City leaders intent on revitalizing the Union City’s commercial district have established a team to look at potential reuse of the historic Kerr Block.

Kerr Block Building, Union City

Taking Stock

In the late nineteenth century, Union City was a flourishing community. Arrival of the Big Four and the Pittsburgh, Cincinnati and St. Louis railroads in 1860 triggered an explosion in the area’s population and economy, and the city’s downtown bustled with new business and commerce. Even Isaac P. Gray got his start as the successful proprietor of a general store in Union City before becoming Indiana governor in 1880.

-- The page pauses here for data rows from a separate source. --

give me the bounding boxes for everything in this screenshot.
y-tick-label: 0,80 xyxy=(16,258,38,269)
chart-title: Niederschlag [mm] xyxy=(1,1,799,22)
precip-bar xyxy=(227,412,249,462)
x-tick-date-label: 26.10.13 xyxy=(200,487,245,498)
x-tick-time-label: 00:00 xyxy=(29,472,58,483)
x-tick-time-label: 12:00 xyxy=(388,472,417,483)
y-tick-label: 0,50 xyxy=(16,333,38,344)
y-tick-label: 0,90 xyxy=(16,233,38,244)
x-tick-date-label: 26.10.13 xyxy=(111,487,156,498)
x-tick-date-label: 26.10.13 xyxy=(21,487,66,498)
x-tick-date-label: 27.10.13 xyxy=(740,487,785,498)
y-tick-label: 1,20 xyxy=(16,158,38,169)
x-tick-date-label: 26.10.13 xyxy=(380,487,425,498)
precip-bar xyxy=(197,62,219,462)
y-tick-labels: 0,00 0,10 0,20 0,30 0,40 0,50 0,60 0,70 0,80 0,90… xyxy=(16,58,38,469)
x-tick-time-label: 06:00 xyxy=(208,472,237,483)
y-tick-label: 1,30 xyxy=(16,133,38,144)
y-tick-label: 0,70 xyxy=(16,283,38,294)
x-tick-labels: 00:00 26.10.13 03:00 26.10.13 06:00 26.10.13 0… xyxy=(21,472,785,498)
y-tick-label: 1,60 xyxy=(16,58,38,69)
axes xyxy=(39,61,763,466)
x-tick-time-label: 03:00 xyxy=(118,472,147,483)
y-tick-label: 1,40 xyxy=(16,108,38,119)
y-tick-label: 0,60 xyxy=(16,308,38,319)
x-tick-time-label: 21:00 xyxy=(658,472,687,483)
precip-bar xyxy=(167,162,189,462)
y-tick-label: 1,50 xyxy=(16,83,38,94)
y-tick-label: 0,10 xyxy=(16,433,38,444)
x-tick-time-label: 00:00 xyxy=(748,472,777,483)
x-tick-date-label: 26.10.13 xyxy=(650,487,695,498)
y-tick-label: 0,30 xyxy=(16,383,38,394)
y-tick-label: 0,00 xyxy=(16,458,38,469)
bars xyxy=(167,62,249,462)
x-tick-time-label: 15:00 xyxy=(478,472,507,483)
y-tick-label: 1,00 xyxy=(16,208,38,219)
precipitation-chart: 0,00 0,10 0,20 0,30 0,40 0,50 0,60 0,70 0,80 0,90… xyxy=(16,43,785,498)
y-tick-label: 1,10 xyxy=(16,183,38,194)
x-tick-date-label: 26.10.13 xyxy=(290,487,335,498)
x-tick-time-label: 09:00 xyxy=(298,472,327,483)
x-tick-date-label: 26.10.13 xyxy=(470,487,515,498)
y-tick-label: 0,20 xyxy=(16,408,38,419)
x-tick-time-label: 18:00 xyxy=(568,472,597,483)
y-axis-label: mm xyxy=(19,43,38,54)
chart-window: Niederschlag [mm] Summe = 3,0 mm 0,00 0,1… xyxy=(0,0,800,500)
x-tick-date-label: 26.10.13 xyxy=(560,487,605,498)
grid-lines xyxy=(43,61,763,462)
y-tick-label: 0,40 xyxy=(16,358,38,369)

Catering to the growing crowds, the city boasted hotels, restaurants, banks, a variety of retailers including drug stores, grocers, and hardware shops, even luxury clothing stores that brought goods from London, New York, and Paris to a Midwest population eager for the latest styles.

In 1898, William Kerr built a handsome commercial building at the corner of Columbia and Pearl streets. Kerr likely chose the design for his building from a catalog of storefronts offered by Geo L. Mesker & Co. of Evansville, one of the most prolific purveyors of prefabricated iron storefronts in the Midwest. Union City’s post office occupied the building’s prominent corner space until around 1900. Over the ensuing years a variety of businesses set up shop in the building’s main level, with spacious apartments on the second floor.

West Pearl Street, Union City

The intersection of Columbia and Pearl streets in Union City c.1910. The Kerr Block is visible at the far left. (Photo: The Indiana Album: David Willkie Collection)

As rail traffic declined after World War II, the city’s economy slowed. People moved away to find jobs in larger cities, and Union City’s commercial district declined. Today, several buildings are vacant, including the Kerr Block.

Recently, city leaders intent on revitalizing the city’s commercial district established a team to look at potential reuse of the Kerr Block. A group of students and professors from Ball State University’s historic preservation program completed a study assessing the structure’s condition and provided design recommendations for potential new use as a multi-purpose facility. Dubbed “The Junction,” the rehabbed building would feature studio space for local public television station KISS-TV, along with a computer lab/wifi lounge and retail space for Union City Junior/Senior High School sports teams’ gear. The study will help inform applications for grants and other financing as the city moves forward with revitalization plans.